Roots of Eco-Landcare Theory

The idea of Mass production and centralized processing is a given in the United States. The great industrial age of   America was founded on the idea that it is more efficient to produce and process centrally than it is in small batches. This idea has been applied to every facet of American life including the care of the  landscape.



   We mass produce and bag soils and fertilizers, than we transport them in, we remove leaves and lawn “waste”, and ship them out, and in our minds it all makes sense. It’s theoretically cheaper and easier to do things in large batches. Except that means transporting, storing, large machinery for processing. The larger the machine, the more frequently it has to be used for maximum efficiency and payback. After a while we are looking for ways to use our machines more efficiently and the machines drive us.



 This piece is not a resurgence of Taylorism by a long shot, but rather a demand that we re-examine process. Toyota if not already the number one auto manufacturer in the world soon will be because they abandoned mass production as we know it post world war two.

Toyota manufactures their products on the theory of “Just In Time” and meet demand for product instead of producing cars and hoping they get sold. Through JIT production,

Toyota abandoned mass production as Americans know it, using simpler machines and greater employee involvement to produce cars in the quantities that the public was willing to purchase and to the specifications and needs of their clients.



  Toyota consciously or not, has adopted models from nature in their production system.
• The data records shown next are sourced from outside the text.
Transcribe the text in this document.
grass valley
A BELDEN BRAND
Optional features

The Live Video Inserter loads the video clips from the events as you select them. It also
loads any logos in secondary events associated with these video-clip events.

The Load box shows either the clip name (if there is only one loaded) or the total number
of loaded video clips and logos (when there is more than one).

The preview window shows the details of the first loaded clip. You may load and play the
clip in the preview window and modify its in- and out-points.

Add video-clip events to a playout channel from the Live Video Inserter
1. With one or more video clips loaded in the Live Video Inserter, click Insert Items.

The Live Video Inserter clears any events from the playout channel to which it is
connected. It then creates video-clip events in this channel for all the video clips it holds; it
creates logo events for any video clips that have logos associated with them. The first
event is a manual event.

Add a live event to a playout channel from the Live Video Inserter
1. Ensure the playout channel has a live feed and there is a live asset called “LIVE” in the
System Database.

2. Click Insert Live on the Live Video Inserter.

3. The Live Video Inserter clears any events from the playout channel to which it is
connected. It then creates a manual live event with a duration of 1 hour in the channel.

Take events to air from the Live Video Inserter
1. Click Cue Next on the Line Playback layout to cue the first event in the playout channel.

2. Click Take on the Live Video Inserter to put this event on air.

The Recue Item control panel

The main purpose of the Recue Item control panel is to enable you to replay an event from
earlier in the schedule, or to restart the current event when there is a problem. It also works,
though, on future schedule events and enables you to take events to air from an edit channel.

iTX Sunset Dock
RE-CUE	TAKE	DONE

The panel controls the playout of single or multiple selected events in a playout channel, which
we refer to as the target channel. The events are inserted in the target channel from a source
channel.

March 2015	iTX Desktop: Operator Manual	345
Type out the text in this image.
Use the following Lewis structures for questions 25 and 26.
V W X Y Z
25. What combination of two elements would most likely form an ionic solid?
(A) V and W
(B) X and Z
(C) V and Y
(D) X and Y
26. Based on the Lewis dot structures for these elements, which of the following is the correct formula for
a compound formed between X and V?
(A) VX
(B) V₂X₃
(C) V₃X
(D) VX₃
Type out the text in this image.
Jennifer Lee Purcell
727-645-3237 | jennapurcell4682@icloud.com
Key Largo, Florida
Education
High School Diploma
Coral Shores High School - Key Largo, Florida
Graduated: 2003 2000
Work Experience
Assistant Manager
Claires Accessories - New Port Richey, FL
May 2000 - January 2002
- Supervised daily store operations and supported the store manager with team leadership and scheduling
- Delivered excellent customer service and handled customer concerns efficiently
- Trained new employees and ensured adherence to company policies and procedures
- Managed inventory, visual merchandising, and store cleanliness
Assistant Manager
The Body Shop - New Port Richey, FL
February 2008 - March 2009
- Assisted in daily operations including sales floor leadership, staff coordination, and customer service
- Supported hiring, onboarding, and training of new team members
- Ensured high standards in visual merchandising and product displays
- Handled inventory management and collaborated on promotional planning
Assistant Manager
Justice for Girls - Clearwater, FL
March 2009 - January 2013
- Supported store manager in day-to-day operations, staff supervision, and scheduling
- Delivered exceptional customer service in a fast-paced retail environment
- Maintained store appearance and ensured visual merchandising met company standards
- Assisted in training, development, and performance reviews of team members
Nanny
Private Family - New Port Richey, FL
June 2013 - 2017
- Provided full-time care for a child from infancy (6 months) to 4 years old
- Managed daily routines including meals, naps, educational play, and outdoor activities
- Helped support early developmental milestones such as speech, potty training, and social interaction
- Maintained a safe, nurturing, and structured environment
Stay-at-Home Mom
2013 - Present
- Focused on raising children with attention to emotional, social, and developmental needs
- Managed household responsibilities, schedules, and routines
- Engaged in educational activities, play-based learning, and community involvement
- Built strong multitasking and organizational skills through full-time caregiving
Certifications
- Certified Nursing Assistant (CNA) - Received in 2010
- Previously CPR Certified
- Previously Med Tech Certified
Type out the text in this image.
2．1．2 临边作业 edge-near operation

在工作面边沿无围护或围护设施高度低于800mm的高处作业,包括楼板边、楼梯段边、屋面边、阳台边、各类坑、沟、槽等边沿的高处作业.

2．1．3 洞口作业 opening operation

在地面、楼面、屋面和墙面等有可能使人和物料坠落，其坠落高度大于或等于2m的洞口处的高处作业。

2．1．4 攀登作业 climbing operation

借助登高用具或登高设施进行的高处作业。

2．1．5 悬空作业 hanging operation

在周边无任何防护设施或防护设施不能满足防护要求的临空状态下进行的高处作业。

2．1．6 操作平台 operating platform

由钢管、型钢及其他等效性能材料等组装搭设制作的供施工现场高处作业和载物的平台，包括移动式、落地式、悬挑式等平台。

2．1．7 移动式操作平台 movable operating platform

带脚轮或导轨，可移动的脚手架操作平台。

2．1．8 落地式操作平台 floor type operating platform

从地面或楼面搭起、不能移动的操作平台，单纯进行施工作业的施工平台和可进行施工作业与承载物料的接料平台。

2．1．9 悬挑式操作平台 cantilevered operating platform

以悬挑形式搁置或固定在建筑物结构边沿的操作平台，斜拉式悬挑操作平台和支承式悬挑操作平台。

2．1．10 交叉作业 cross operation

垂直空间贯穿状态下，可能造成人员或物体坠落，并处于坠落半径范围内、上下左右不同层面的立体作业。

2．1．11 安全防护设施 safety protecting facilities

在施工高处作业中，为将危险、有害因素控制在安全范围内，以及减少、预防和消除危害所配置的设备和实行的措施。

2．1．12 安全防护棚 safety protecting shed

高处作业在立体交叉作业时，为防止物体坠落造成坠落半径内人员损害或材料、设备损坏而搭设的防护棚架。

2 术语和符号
The principles behind the production system, the mode of production, the elimination of stockpiling and return to local batch production all mimic natural process.





 Landcare, in order to be eco-friendly, must abandon mass production and do its best to mimic natural process. It means less specialization, minimal centralized production, more on site activities like mulching, composting, water recycling.

Property is a manmade idea, but is applicable in the sense that while we “own” a piece of land, we are the primary caregiver of this property and must strive as self sufficient as possible within it. This is how ecosystems work, cells within larger cells. The more diversity of interacting cells, the less reliance on any one particular system. The less reliance on a particular system, the stronger the eco-system.



   The same is true for landcare practices. The less centralized and more site specific our practices, the stronger each individual property/system is and the less dependent on a larger system of care it becomes.